Except this time, it was caused by global warming, not global cooling, with the planet warming more rapidly than the dinosaurs could adapt.
Scientists found evidence of this traumatic event about 179 million years ago in plant fossils in Argentine Patagonia.
They also discovered a previously unknown dinosaur.
This species, called Bagualia alba, belongs to the large family of long-necked sauropods, and is the largest of the animals to walk on Earth.
Before the greenhouse event, sauropods were only one subspecies of the Surobodomorpha.
A study published Wednesday in the Royal Society showed that other dinosaurs in the same group were smaller and lightweight, and some were no larger than goats.
But a series of volcanic eruptions over several million years released massive amounts of carbon dioxide and methane into the atmosphere, warming the planet and transforming the vegetation of the dinosaurs.
The climate shifted from mild, warm and humid with variegated leafy vegetation to a very hot and dry seasonal regime.
Smaller dinosaurs than Sauropodomorpha weren't able to handle change, but larger dinosaurs - such as Bagualia alba - thrived.
Paleontologist and lead author Diego Ball told AFP that "sauropods are huge, four-legged animals with long necks," which means they can reach the tops of trees.
"Its extremely strong lower jaw and spoon-shaped teeth have been adapted to feed on all kinds of plants such as coniferous trees."
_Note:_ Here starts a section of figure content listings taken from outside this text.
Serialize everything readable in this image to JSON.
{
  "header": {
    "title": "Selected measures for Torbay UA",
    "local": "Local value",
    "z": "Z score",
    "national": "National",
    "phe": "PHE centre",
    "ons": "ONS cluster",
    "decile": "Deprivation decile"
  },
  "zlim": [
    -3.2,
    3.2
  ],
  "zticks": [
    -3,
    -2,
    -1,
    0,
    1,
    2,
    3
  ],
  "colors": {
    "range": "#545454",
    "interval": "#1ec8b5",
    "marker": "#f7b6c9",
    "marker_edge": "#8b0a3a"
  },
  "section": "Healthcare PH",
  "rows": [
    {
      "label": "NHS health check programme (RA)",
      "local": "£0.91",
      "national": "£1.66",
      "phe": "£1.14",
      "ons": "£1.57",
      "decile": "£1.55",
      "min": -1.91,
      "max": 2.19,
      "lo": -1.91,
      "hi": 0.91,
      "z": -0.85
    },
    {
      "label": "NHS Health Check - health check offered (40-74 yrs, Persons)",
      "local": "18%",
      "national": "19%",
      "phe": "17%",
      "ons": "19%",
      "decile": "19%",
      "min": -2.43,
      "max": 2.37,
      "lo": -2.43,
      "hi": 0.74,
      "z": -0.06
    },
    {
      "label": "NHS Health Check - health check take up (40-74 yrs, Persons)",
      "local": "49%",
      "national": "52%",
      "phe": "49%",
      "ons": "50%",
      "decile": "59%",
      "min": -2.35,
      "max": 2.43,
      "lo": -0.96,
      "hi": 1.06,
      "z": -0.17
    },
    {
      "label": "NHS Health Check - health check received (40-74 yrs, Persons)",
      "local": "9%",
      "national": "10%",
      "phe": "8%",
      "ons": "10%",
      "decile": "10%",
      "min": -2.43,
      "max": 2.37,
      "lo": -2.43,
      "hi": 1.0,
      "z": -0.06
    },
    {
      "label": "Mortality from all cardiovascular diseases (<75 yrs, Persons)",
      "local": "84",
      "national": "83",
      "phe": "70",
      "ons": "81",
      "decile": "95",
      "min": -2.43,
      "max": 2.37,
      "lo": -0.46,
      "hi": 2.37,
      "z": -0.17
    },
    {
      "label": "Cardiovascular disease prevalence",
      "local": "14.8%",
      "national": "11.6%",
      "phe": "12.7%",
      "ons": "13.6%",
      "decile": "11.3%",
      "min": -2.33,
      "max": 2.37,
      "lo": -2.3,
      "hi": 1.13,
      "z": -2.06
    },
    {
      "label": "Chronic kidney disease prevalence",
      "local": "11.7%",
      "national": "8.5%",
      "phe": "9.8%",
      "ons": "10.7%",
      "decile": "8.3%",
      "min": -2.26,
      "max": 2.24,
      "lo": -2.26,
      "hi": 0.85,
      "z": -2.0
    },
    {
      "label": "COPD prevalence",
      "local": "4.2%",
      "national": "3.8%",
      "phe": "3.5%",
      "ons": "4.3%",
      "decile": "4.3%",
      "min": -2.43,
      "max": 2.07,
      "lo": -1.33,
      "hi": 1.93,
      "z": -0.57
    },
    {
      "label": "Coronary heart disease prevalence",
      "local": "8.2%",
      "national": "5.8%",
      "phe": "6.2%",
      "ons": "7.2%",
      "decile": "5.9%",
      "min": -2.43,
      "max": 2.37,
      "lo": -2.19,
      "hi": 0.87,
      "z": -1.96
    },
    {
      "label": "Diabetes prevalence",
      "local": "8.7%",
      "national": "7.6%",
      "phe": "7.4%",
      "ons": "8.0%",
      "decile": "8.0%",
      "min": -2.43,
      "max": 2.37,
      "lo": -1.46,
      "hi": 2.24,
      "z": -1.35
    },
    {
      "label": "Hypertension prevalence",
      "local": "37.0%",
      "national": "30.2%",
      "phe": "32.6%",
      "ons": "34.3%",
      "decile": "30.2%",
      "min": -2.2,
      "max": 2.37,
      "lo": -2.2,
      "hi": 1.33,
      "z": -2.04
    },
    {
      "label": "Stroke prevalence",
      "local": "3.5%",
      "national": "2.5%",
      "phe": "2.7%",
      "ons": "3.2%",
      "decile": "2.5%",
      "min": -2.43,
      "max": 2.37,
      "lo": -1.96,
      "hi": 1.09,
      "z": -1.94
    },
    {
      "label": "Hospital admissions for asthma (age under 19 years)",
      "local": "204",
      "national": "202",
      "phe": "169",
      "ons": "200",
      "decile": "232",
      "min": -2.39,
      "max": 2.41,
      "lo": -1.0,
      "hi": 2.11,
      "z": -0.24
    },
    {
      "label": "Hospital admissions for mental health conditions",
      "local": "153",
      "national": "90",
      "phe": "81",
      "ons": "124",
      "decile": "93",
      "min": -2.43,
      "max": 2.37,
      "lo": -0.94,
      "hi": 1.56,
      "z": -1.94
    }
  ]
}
Conifers in the early Jurassic period had hard, leathery leaves that would pose a challenge to any herbivore.
Paul, head of science at the Egidio Feroglio Museum of Paleontology in Patagonia, said it gave B. Alba has an advantage over other sauropodomorpha dinosaurs.
The new sauropod's diet saw them expand in size from 10 meters to 40 meters in length, as large digestion chambers were required to handle.